As far as the truss goes, opinions will vary, and the only thing wrong with a truss is a bad install that might damage the axle.... If the ball joints are bad, put the gussets on before replacing the ball joints...
 

CCJKUR

New member
With doing the c gussets should I leave the old ball joints in ( they are bad) when having the gussets welded on or should they come out? Or does it not matter either way? Should I bother with a truss? There's a guy on Craigslist around me trying to sell a full artec truss kit for 250

I just leave the old ball joints in weld the C gussets on that once done put the new ball joints in.
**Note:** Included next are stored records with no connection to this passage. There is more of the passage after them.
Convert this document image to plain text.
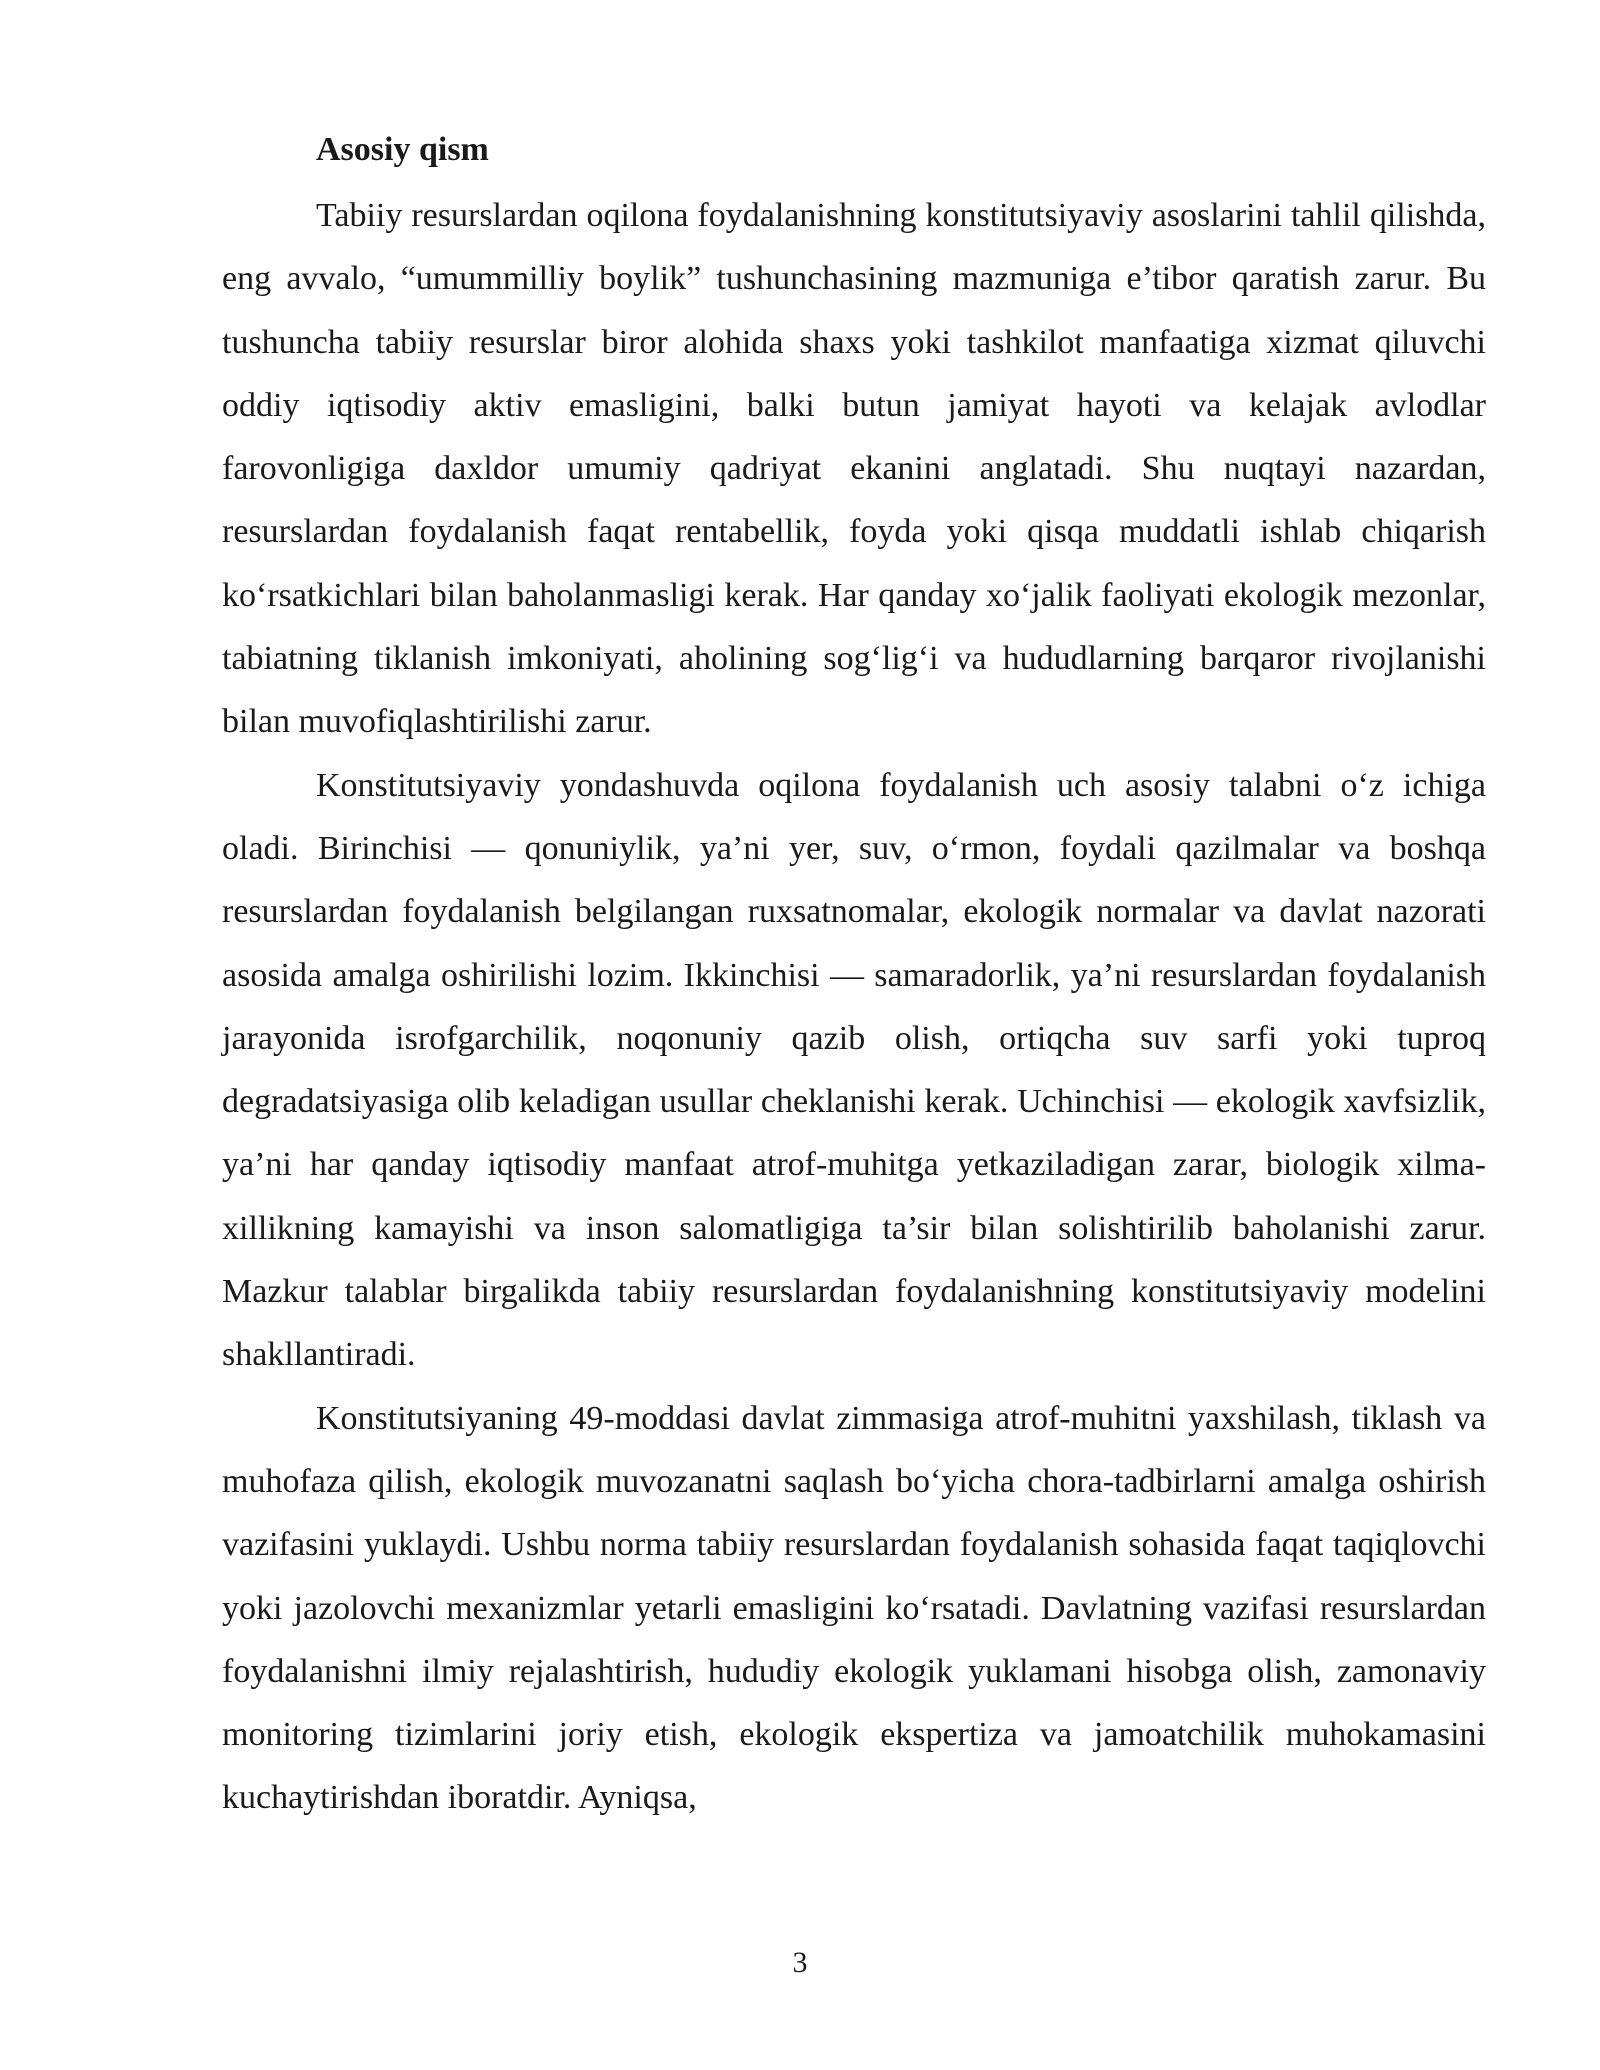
Asosiy qism

Tabiiy resurslardan oqilona foydalanishning konstitutsiyaviy asoslarini tahlil qilishda, eng avvalo, “umummilliy boylik” tushunchasining mazmuniga e’tibor qaratish zarur. Bu tushuncha tabiiy resurslar biror alohida shaxs yoki tashkilot manfaatiga xizmat qiluvchi oddiy iqtisodiy aktiv emasligini, balki butun jamiyat hayoti va kelajak avlodlar farovonligiga daxldor umumiy qadriyat ekanini anglatadi. Shu nuqtayi nazardan, resurslardan foydalanish faqat rentabellik, foyda yoki qisqa muddatli ishlab chiqarish ko‘rsatkichlari bilan baholanmasligi kerak. Har qanday xo‘jalik faoliyati ekologik mezonlar, tabiatning tiklanish imkoniyati, aholining sog‘lig‘i va hududlarning barqaror rivojlanishi bilan muvofiqlashtirilishi zarur.

Konstitutsiyaviy yondashuvda oqilona foydalanish uch asosiy talabni o‘z ichiga oladi. Birinchisi — qonuniylik, ya’ni yer, suv, o‘rmon, foydali qazilmalar va boshqa resurslardan foydalanish belgilangan ruxsatnomalar, ekologik normalar va davlat nazorati asosida amalga oshirilishi lozim. Ikkinchisi — samaradorlik, ya’ni resurslardan foydalanish jarayonida isrofgarchilik, noqonuniy qazib olish, ortiqcha suv sarfi yoki tuproq degradatsiyasiga olib keladigan usullar cheklanishi kerak. Uchinchisi — ekologik xavfsizlik, ya’ni har qanday iqtisodiy manfaat atrof-muhitga yetkaziladigan zarar, biologik xilma-xillikning kamayishi va inson salomatligiga ta’sir bilan solishtirilib baholanishi zarur. Mazkur talablar birgalikda tabiiy resurslardan foydalanishning konstitutsiyaviy modelini shakllantiradi.

Konstitutsiyaning 49-moddasi davlat zimmasiga atrof-muhitni yaxshilash, tiklash va muhofaza qilish, ekologik muvozanatni saqlash bo‘yicha chora-tadbirlarni amalga oshirish vazifasini yuklaydi. Ushbu norma tabiiy resurslardan foydalanish sohasida faqat taqiqlovchi yoki jazolovchi mexanizmlar yetarli emasligini ko‘rsatadi. Davlatning vazifasi resurslardan foydalanishni ilmiy rejalashtirish, hududiy ekologik yuklamani hisobga olish, zamonaviy monitoring tizimlarini joriy etish, ekologik ekspertiza va jamoatchilik muhokamasini kuchaytirishdan iboratdir. Ayniqsa,

3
The truss I hear both sides of the story it's worth it its not etc....

Inot my opinion it can't hurt looks cool and does ad support better linking the center section of the axle to the tubes
 

jagrubb99

New member
I just leave the old ball joints in weld the C gussets on that once done put the new ball joints in.

The truss I hear both sides of the story it's worth it its not etc....

Inot my opinion it can't hurt looks cool and does ad support better linking the center section of the axle to the tubes

Trusses are a waste of money IMHO. From everything I have observed, almost all axle tube breaks or bends either occur at the C's or at the base of the pumpkin, which is not supported by a truss in either situation. Just my opinion but you can do what you want with your rig
 

OverlanderJK

Resident Smartass
I just leave the old ball joints in weld the C gussets on that once done put the new ball joints in.

The truss I hear both sides of the story it's worth it its not etc....

Inot my opinion it can't hurt looks cool and does ad support better linking the center section of the axle to the tubes

Fuck it if it looks cool then it's worth fucking up your axle.
 

CCJKUR

New member
Trusses are a waste of money IMHO. From everything I have observed, almost all axle tube breaks or bends either occur at the C's or at the base of the pumpkin, which is not supported by a truss in either situation. Just my opinion but you can do what you want with your rig

If it fails at the base of the pumpkin wouldn't a truss help stop that fail?
 

CCJKUR

New member
Trusses have hardly any support between the axle tube and pumpkin. They only connect between the two axle tubes

Didn't know that. Always thought since it is welded to the pumpkin and the tubes it would better tie it all together.

I'll be scratching that off my list than.